Beyond Coal – CCS for Industry
The physics and economics governing the design and operation of thermal power plants are remarkably similar throughout the world. As CCS can be used on a variety of flue gas streams, many of the findings from the Shand Study can be further applied to post-combustion capture on industrial processes, such as cement, steel and chemical manufacturing.
Industrial CO2 emissions represent 24 percent of global CO2 emissions, with the cement industry responsible for 1/3 of this, or as much as 8 percent of global emissions. Cement emissions are often considered difficult to cut as more than half of the emissions are process related – the CO2 is released by a chemical reaction and cannot be eliminated by changing fuel or increasing efficiency. Cement production is therefore a natural candidate for post-combustion carbon capture.

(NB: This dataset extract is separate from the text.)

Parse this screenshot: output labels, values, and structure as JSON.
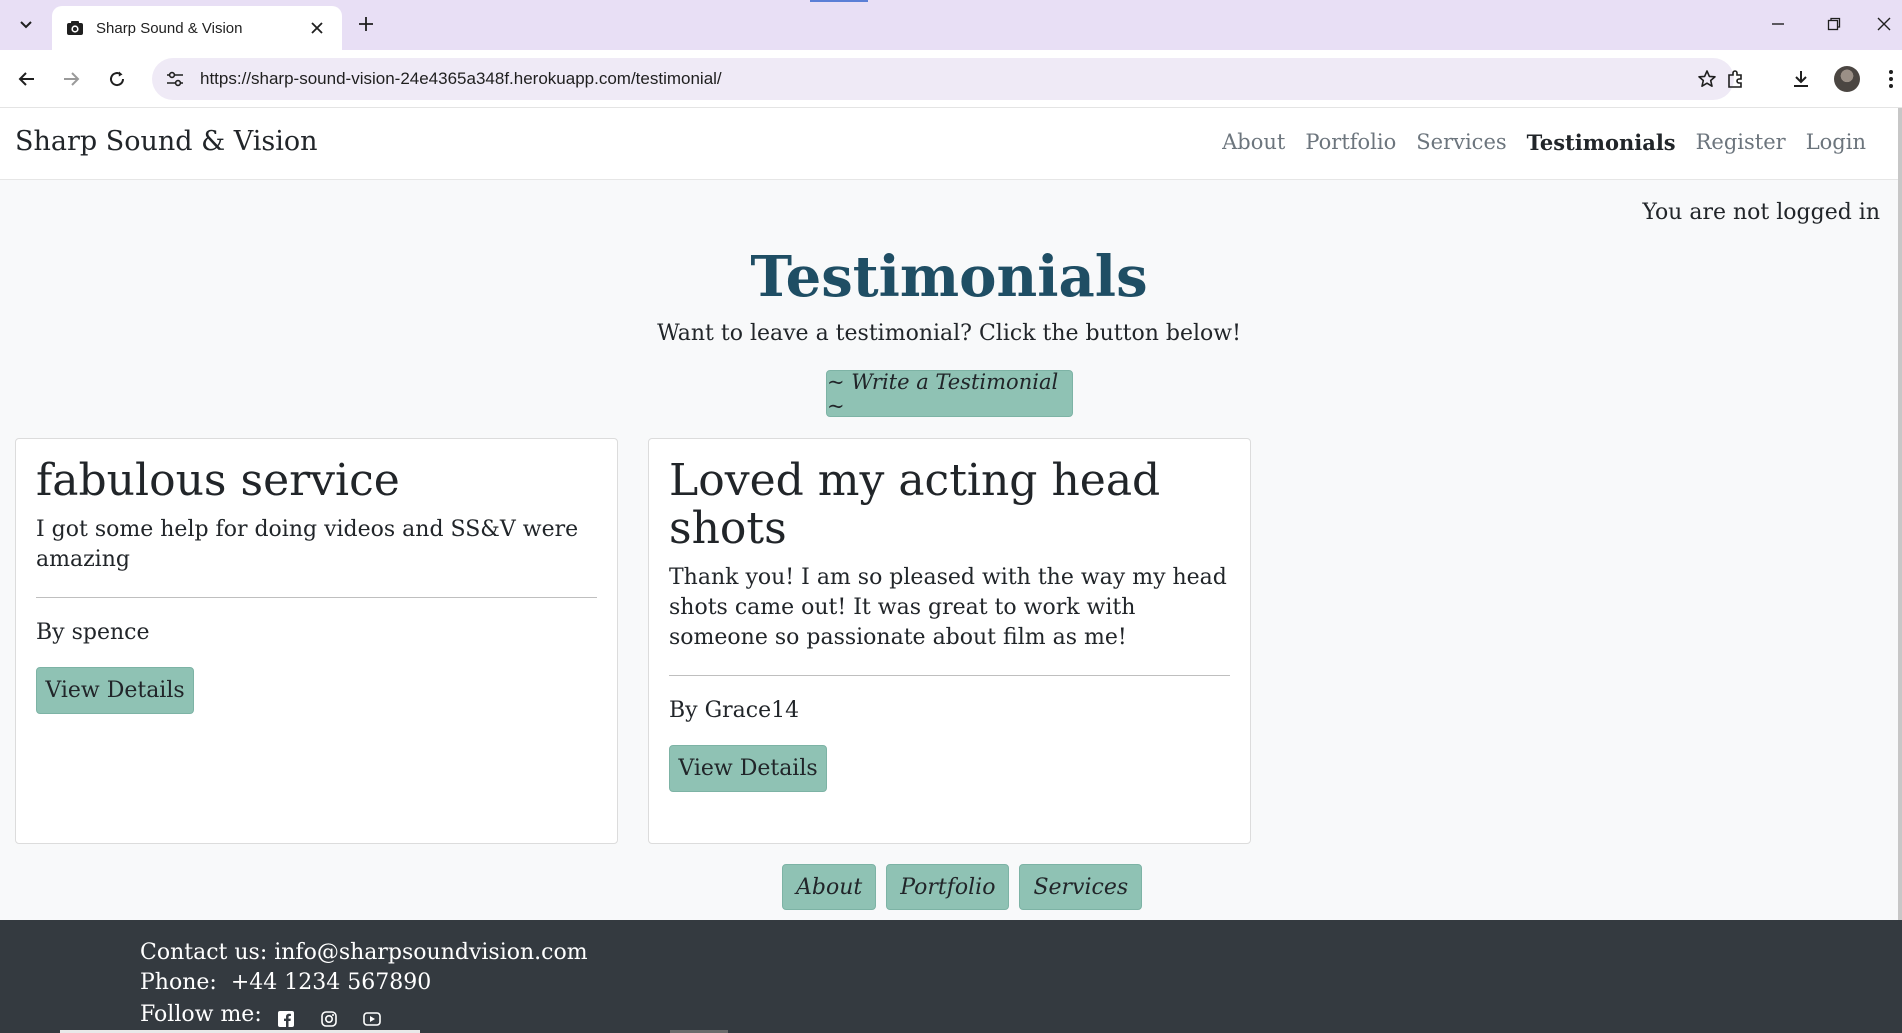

In an effort to cut GHGs, Lehigh Cement and the Knowledge Centre are conducting a feasibility study of a commercial-scale CCS project on Lehigh’s Edmonton, Alberta cement plant. With a CAD$1.4 million investment from Emissions Reduction Alberta, the CAD$3 million study will encompass engineering designs and cost estimation (at an AACE Class 4) for treatment of all of the plant’s emissions.
Retrofitting for CCS Saves Money and Reduces Emissions
With the addition of a CCS facility, current assets (whether on cement, coal or other industrial plants) can be retrofitted, thereby supporting sectors in their GHG reduction goals while helping avoid costly and complex transformations.
Corwyn Bruce, P.Eng. is the vice president, project development & advisory services at the International CCS Knowledge Centre.